24/04/2011

SEMANA SANTA EN MI CIUDAD

 
Vaya por delante que no oculto ninguna de las contradicciones que tiñen mi vida y si no fuera por ellas mi perspectiva para emitir juicios sería algo miope por eso me gusta, incluso, regodearme en ellas y asumirlas como algo consustancial a mi manera de ver la realidad.

Desde que me alcanza la memoria (y hoy por hoy me alcanza mucho) recuerdo esa Semana Santa en Valladolid elevando mis ojos de niña hacia aquellos "pasos" donde la madera policromada exaltaba el dolor y la tortura como camino de redención, Cristos sangrantes, mujeres (¡vírgenes!) desgarradas por un profundo dolor de madre, sayones burlescos enarbolando instrumentos de tortura de la época en posturas imposibles que intentan representar una tremenda hipérbole de maldad y humillación.

Y en medio de ese escenario mi abuela y mis primos arrastrábamos la sillita plegable y el kilo de pipas y tomábamos posiciones para ver la que entonces conocíamos como "la procesión general", la del viernes santo, la que, a juzgar de las gentes se considera la mejor exposición callejera de imaginería castellana del mundo.
 Pero mis ojos niños no alcanzaban a apreciar como excepcional algo tan propio, aquello era, sin más, la imagen de mi ciudad, ni tan siquiera semejante exaltación de la tortura, que ahora me sobrecoge, suponía motivo de desaire.
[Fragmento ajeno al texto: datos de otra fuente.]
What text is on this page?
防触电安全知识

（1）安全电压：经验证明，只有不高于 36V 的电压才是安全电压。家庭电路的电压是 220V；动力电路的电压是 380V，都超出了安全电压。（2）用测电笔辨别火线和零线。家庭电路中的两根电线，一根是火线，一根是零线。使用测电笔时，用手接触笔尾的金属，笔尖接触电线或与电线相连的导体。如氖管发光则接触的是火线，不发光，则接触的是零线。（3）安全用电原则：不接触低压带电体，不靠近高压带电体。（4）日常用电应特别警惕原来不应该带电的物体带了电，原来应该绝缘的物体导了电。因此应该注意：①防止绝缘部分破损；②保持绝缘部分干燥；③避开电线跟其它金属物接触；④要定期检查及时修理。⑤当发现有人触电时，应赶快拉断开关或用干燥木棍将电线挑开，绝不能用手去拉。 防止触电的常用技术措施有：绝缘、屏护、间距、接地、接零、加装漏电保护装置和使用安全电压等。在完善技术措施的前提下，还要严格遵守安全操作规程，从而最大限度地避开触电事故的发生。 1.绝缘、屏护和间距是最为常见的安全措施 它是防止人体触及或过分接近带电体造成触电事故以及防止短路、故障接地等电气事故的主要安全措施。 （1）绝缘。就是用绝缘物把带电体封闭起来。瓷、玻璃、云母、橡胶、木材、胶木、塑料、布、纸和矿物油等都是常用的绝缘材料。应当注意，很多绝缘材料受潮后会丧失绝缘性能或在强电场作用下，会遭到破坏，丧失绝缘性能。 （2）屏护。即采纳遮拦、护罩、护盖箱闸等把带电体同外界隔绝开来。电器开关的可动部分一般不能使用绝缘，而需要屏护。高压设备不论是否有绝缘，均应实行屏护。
Hace unos días he vuelto a esta tierra, decidida a no pelearme con el rito y asumir siglos de tradición, cámara en ristre, como no podía ser de otro modo, como una turista "penitente". Pero  ha sido la lluvia la que se ha empeñado en ser pagana (por algo es buena para los campos)  y la que me ha llevado, privándome de las procesiones, por algunas de las iglesias que guardan auténticos tesoros arrancados a la madera hace ya algunos siglos. Y he vuelto a sentirme un poco niña, embriagada por el olor a cera y a incienso, ante "la Zapatona" con su colección de cuchillos y he recordado a mi madre con la boca llena de horquillas rematando la faena de vestir a mi prima con mantilla para acompañar a "La piedad" y he intentado entender la mirada del Cristo de la caña atemporal del todo e incomprensiblemente dulce.
Sí, he vuelto a mi ciudad con sus beatonas de medallonas al cuello, flanqueando mesas repletas de estampas y figurillas, sus capuchones a los que envidiaba de cría porque una Junta de Semana Santa tan machista como cacique solo permitía que las mujeres procesionaran de "Manolas" y claro contradicciones muchas pero... ¡manola nunca, solo hubiera faltado! y cuando la consabida Junta se apeó de la burra una ya no estaba por esas chocheces.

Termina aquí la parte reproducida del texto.